Evangelio del domingo 25 de enero 2026 Mt 12-23

Evangelio: Mateo (4,12-23):

Jesús nos ha dejado claro que las tentaciones provocadas por el maligno se traducen a corto y a largo plazo en injusticias. En este contexto Jesús comienza a anunciar el Reino de Dios y hacerlo verdad. Se trata de un reino donde se trabaja la justicia que traerá la libertad y vida para todos.

¿Dónde específicamente Jesús comienza su proclamación? Lo hace en Cafarnaúm, junto al lago en su ciudad, la Galilea. ¿Por qué es importante este dato? Porque es un lugar mal visto por los habitantes desde el Antiguo Testamento. El norte había sido tomado por el imperio asirio en el año 722 a. C. y en el presente de Jesús era una ciudad mal vista porque estuvo en relación con civilizaciones paganas, con costumbres y religiones muy diferentes. Por otro lado, era región de las tribus de Zabulón y Neftalí, afectadas especialmente y corrompidas por la codicia y el abuso de los extranjeros como en el gran oráculo de Isaías 8,23–9,1. “El pueblo que caminaba a oscuras  vio una luz intensa”. Estamos ante una región sufrida, como un lugar de tinieblas y de muerte por causa de la opresión y de la explotación, ahora, con Jesús, va a ver la luz de la vida

En esta región, distante del centro económico, político y religioso (Jerusalén), Jesús comenzó a desarrollar su actividad. ¿Podemos imaginar cómo Jesús tiene que anunciar el reino de Dios en un pueblo que había estado por lo menos durante 700 años privada de su verdadera identidad?

En esta situación Jesús propone el anuncio de un Dios pacífico, no violento. Jesús en medio de esta realidad pide el arrepentimiento como criterio para recibir la Buena Noticia. La gracia que anuncia Jesús ocupa el lugar del juicio de Dios. Todo esto muy distinto al anuncio del Bautista que anuncia a un Dios vengador de las injusticias. A Juan  lo detienen, es encarcelado y luego lo asesinan.Jesús dice «Convertíos, porque el Reino de los cielos está cerca». En este sentido, Jesús proporciona un encuentro que está en relación con las expectativas del pueblo.  

En ese sentido queda más claro, pues, hay que entender el anuncio del reinado de Dios como centro de la predicación de Jesús. Con la justicia, anunciada y realizada por Jesús, todos se irán a liberar y a comenzar una nueva vida. Ya no hay diferencias: los judíos y los paganos tendrán el mismo derecho a la vida, que Dios ha prometido a todos.

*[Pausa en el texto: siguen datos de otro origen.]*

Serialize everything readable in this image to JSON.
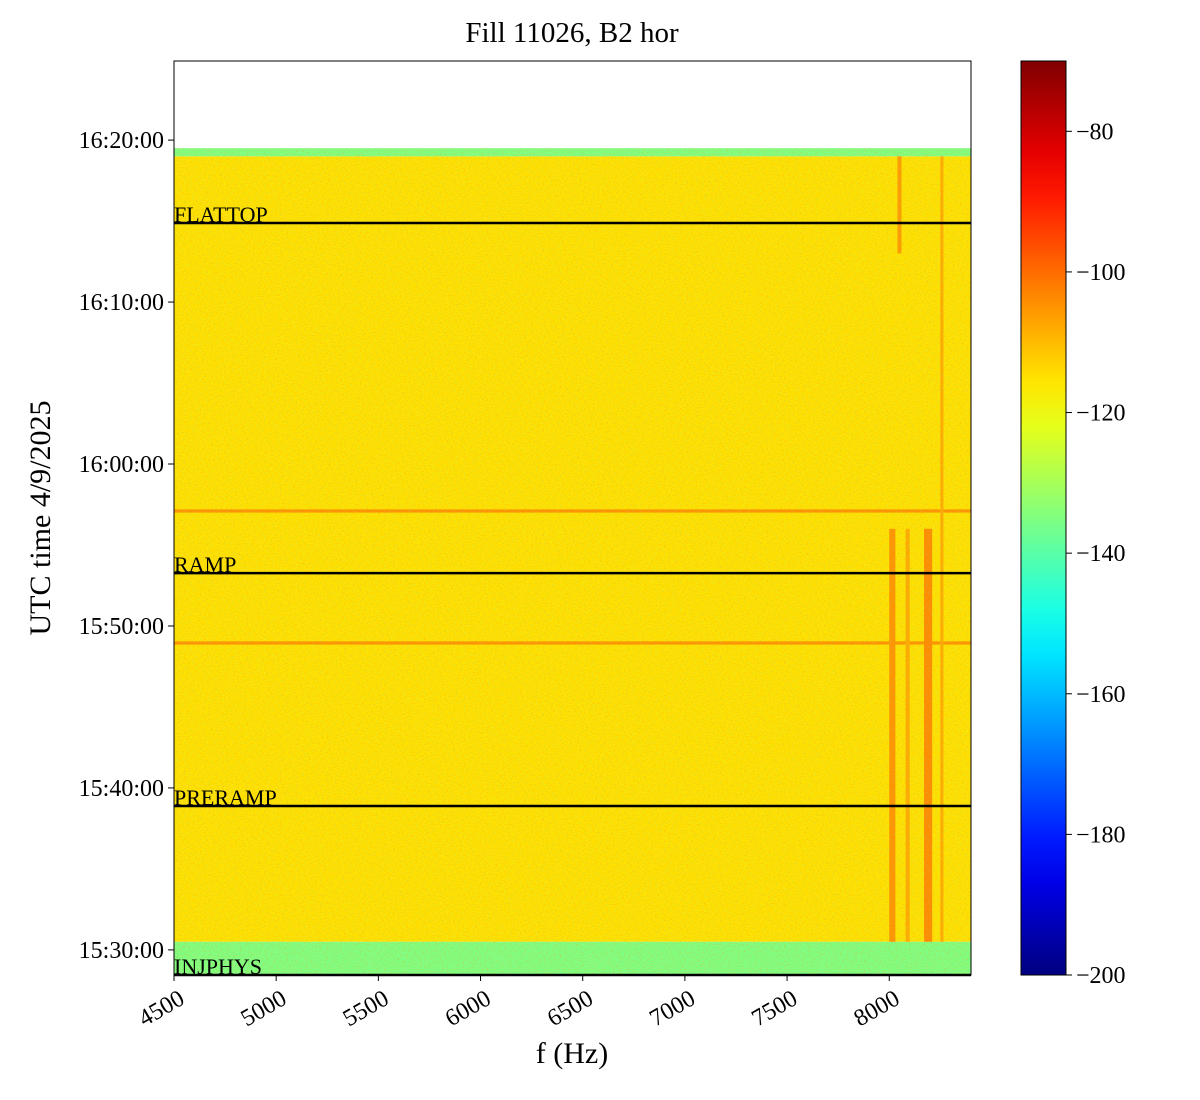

Nos va quedando claro en qué contexto Jesús va a estar en la misión, pero necesita colaboradores para caminar juntos y formar una familia universal. Llama a Simón, Pedro y a su hermano Andrés; luego llama a Santiago y a Juan. Ellos dejan todo sabiendo que a partir de ese momento encuentran algo más importante, un nuevo sentido a su vida. Santiago y Juan dejan al padre, porque ahora van a estar al servicio del proyecto del Padre de Jesús. Jesús no pide que hagamos una cosa completamente diferente de aquella que hacemos. Pide que sigamos haciendo lo que hacemos y lo que cambia es que ahora lo que se hace se realiza a favor de los otros. Conviene mirar nuestras habilidades, nuestro oficio cotidiano para podemos contribuir a la construcción del Reino de la justicia. Es vital dejar de lado nuestros intereses estrechos y egoístas, para poner al servicio de Jesús, en beneficio de todos, aquello que sabemos hacer.

En conclusión, hoy Jesús nos llama a reflexionar en la conversión en todo el sentido de la palabra. Se trata de una conversión radical donde tengamos el coraje se salir de nuestra comodidad (dejando las redes) y ser luz allá donde nadie quiere ir centrando la misión en los pobres y marginados de esta época. No olvidemos que queremos vivir en una Iglesia compasiva y en donde todos lo que acerquen se sientan sanados y acogidos. No basta sólo púlpitos muy bonitos de donde salen palabras bonitas y sesudamente bien estructuras. Preguntémonos mirando nuestras vidas sobre qué acciones concretas de amor y justicia van transformando nuestras vidas y la de las demás.